Mosses and lichens cover a large part of the old lava field called Eldhraun, caused by the Skaftáreldar (The Skaftá River Fires), a cataclysmic eruption that lasted from 1783 to 1784 that had terrible consequences for the island and appears to have had a devastating effect on the entire world as well. One day the lava will stop flowing here and succession will start again. And if the volcanic eruptions are devastating, Iceland would not have risen up from between the continental plates of North America and Europe a mere 15 million years ago.
If the landscape looks like a desolate wilderness, like the fabled Fertile Crescent of Mesopotamia, Iceland has been subject to massive harm from human activity. Between 25 and 40% of the land was covered in forest when Vikings first arrived, a forest composed mainly of downy birch (Betula pubescens) that, given the harshness of the climate only grew up to about 15m in height. Other trees, like tea-leaved willow (Salix phylifolia), usually grew as shrubs. Settlement meant cutting down some 95% of the forests to create pasture for sheep and to provide wood for construction and fuel. As at the Fertile Crescent, however, soil cover was thin (see the Icelandic Forestry Service for more). Continued grazing has meant that thin soil is prone to blowing away during sandstorms. Only recently have efforts been made to plant forests again, but in the subarctic climate the process will be slow. The deforested areas of Iceland are “wet deserts” in which life is sparse. Forests are necessary to store carbon to mitigate the effects of climate change, to stabilize and build soils, and to provide a rich ecosystem. In a NYT article, Saemundur Thorvaldsson, a government forester states, “The aim now is that in the next 50 years we might go up to 5 percent covered in forest,” he said. “But at the speed we’re at now, it would take 150 years to do that.”

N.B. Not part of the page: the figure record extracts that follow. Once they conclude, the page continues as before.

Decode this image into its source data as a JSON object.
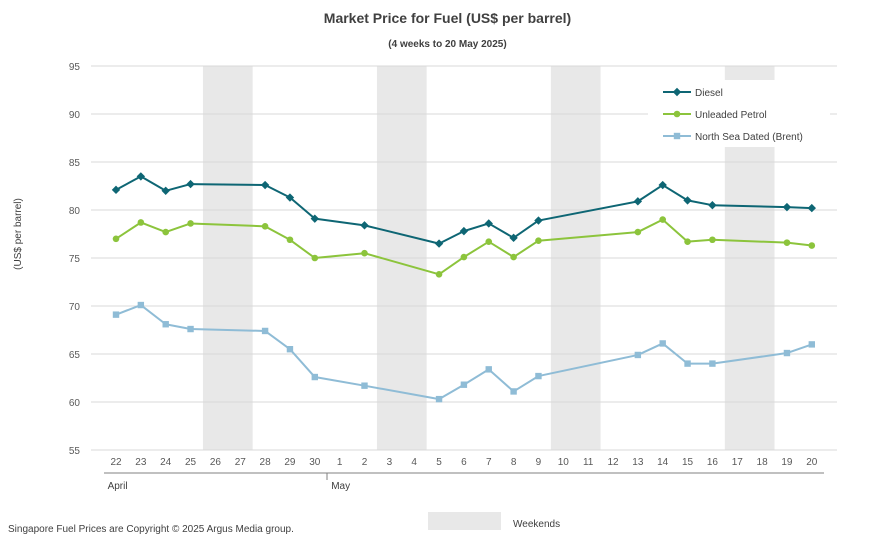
{
  "chart_data": {
    "type": "line",
    "title": "Market Price for Fuel (US$ per barrel)",
    "subtitle": "(4 weeks to 20 May 2025)",
    "ylabel": "(US$ per barrel)",
    "ylim": [
      55,
      95
    ],
    "yticks": [
      55,
      60,
      65,
      70,
      75,
      80,
      85,
      90,
      95
    ],
    "grid": true,
    "legend_position": "top-right",
    "categories": [
      "22",
      "23",
      "24",
      "25",
      "26",
      "27",
      "28",
      "29",
      "30",
      "1",
      "2",
      "3",
      "4",
      "5",
      "6",
      "7",
      "8",
      "9",
      "10",
      "11",
      "12",
      "13",
      "14",
      "15",
      "16",
      "17",
      "18",
      "19",
      "20"
    ],
    "months": [
      {
        "label": "April",
        "start": "22",
        "end": "30"
      },
      {
        "label": "May",
        "start": "1",
        "end": "20"
      }
    ],
    "weekends": [
      [
        "26",
        "27"
      ],
      [
        "3",
        "4"
      ],
      [
        "10",
        "11"
      ],
      [
        "17",
        "18"
      ]
    ],
    "weekend_label": "Weekends",
    "series": [
      {
        "name": "Diesel",
        "color": "#0e6674",
        "marker": "diamond",
        "values": [
          82.1,
          83.5,
          82.0,
          82.7,
          null,
          null,
          82.6,
          81.3,
          79.1,
          null,
          78.4,
          null,
          null,
          76.5,
          77.8,
          78.6,
          77.1,
          78.9,
          null,
          null,
          null,
          80.9,
          82.6,
          81.0,
          80.5,
          null,
          null,
          80.3,
          80.2
        ]
      },
      {
        "name": "Unleaded Petrol",
        "color": "#8cc43c",
        "marker": "circle",
        "values": [
          77.0,
          78.7,
          77.7,
          78.6,
          null,
          null,
          78.3,
          76.9,
          75.0,
          null,
          75.5,
          null,
          null,
          73.3,
          75.1,
          76.7,
          75.1,
          76.8,
          null,
          null,
          null,
          77.7,
          79.0,
          76.7,
          76.9,
          null,
          null,
          76.6,
          76.3
        ]
      },
      {
        "name": "North Sea Dated (Brent)",
        "color": "#8fbcd6",
        "marker": "square",
        "values": [
          69.1,
          70.1,
          68.1,
          67.6,
          null,
          null,
          67.4,
          65.5,
          62.6,
          null,
          61.7,
          null,
          null,
          60.3,
          61.8,
          63.4,
          61.1,
          62.7,
          null,
          null,
          null,
          64.9,
          66.1,
          64.0,
          64.0,
          null,
          null,
          65.1,
          66.0
        ]
      }
    ]
  },
  "footer": {
    "copyright": "Singapore Fuel Prices are Copyright © 2025 Argus Media group."
  }
}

Elsewhere, change is much easier. In more temperate climates like most of the United States, Ireland and Great Britain (both of which have had massive deforestation… Ireland was once 80% forested and is now 11%) or Europe, it is entirely possible to bring back forests within a generation. A tulip poplar (Liriodendron tulipifera) that sprouted as a seedling on a barren hillside on my property some eight years ago is now well over twenty feet tall; the entire hillside should be covered in them by now, but previous property owners employed biophobic “landscapers” who weeded them out and put down down mulch and pachysandra instead, creating a suburban desert with no diversity. I have planted dozens of trees on my half-acre of property in suburban New Jersey. Change is possible. Glaciers and lava fields are places where we can witness the sublime, but in everyday life, let’s rewild our landscapes and find room for the beautiful again.